Sverre Andersen

Personal information
- Date of birth: 9 October 1936
- Place of birth: Stavanger, Norway
- Date of death: 1 November 2016 (aged 80)
- Place of death: Stavanger, Norway
- Position(s): Goalkeeper

Senior career*
- Years: Team / Apps / (Gls)
- 1952–1971: Viking / 262 / (0)

International career
- 1956–1968: Norway / 41 / (0)

Managerial career
- 1960: Viking
- 1966–1970: Viking
- 1973: Viking
- 1985: Viking

= Sverre Andersen =

Norwegian footballer (1936-2016)

Sverre Andersen (9 October 1936 – 1 November 2016) was a Norwegian footballer. He made his debut for Viking FK in 1952 as a goalkeeper, and played his last game in 1971. He played a total of 482 games for Viking (262 in Norwegian league). For many years, he was considered the best goalkeeper in Norway. He won goalkeeper of the year in 1962, 1963, 1965 and 1968 in the VG Awards.

==National team==
Sverre Andersen made his Norway debut on 30 June 1954 when he played for the U19 in a game against Denmark in Odense. On 19 September he made his debut for U21 in a game against Sweden. He played a total of 3 games for the U21s.
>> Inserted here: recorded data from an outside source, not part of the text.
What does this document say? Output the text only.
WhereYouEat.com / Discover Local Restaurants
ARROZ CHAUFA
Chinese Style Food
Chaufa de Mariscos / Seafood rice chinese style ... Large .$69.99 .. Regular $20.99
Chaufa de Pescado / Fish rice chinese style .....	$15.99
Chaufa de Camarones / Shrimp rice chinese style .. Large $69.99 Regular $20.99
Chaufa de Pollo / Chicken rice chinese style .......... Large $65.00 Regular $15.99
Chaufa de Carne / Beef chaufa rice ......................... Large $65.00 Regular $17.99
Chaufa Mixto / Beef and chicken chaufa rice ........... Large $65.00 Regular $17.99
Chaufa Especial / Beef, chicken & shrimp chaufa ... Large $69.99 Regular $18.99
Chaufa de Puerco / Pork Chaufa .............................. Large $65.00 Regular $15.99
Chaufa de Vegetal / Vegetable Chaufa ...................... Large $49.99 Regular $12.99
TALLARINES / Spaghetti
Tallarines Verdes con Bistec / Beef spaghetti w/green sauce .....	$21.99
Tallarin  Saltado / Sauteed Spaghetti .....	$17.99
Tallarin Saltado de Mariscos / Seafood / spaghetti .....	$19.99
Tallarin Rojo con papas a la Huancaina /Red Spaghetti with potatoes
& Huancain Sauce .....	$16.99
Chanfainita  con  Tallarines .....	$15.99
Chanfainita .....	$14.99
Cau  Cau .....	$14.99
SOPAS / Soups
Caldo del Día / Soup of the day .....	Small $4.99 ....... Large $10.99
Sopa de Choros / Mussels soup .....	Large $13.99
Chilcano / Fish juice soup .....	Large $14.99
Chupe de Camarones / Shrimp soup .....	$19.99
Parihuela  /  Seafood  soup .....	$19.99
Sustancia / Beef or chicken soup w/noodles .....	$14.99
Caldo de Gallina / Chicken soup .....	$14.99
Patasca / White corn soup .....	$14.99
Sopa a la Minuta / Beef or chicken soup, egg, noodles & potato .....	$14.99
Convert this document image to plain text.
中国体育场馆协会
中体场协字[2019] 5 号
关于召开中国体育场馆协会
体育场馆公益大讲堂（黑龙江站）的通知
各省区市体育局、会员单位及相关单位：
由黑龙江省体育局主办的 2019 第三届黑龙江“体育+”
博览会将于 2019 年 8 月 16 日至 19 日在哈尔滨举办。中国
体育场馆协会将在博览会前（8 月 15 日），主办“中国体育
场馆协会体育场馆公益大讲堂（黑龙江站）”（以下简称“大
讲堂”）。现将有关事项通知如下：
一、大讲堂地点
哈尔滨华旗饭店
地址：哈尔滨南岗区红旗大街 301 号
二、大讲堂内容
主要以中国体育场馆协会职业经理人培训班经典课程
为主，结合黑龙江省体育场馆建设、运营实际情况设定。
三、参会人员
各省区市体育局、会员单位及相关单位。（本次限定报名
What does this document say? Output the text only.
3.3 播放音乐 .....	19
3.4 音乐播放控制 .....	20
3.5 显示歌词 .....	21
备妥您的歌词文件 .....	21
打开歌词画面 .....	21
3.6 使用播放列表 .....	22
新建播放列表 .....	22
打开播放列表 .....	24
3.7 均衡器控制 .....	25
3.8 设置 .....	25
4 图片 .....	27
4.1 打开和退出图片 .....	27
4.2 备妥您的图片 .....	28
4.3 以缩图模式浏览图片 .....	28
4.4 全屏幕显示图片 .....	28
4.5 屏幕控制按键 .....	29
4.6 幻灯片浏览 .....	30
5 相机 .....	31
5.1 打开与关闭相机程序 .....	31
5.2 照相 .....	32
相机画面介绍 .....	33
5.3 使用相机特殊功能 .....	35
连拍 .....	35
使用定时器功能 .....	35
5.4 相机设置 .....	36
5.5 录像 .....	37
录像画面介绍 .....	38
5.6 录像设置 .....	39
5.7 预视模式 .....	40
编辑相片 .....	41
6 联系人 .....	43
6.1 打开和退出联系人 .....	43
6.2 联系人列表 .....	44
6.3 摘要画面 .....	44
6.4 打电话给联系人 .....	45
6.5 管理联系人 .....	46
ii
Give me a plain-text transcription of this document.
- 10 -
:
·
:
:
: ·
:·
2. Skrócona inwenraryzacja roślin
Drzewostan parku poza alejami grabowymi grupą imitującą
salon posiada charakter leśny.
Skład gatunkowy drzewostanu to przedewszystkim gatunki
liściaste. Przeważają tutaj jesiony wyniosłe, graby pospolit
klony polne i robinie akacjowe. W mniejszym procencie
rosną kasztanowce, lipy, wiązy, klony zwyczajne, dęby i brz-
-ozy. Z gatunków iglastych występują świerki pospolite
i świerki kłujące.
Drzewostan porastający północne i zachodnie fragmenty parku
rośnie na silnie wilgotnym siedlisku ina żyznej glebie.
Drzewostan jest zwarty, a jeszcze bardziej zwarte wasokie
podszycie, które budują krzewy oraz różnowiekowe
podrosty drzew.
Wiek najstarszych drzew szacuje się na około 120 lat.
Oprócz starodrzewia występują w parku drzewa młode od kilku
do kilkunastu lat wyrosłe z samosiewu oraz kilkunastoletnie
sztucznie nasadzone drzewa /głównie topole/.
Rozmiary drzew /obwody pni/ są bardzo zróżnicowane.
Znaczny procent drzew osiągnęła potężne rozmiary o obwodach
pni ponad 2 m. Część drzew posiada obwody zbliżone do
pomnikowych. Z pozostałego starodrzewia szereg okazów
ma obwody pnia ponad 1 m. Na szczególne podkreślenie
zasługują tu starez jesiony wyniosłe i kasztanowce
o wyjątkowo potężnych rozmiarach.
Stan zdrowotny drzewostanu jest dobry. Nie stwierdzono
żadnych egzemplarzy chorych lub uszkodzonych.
On 26 August 1956, he made his debut for the main team against Finland which ended 1-1. He played a total of 41 games for Norway. His last game was against Poland on 9 June 1968 which Norway lost 1–6.

==Coach career==
Andersen was also coach of Viking for many seasons, even while he was still a player. He was first trainer of Viking's team in 1960, later from 1966–1970, in 1973 and in autumn 1985. In 1973, he led Viking to the title. He was also goalkeeper coach for Viking for one season, and for many seasons was the coach of Viking's junior team.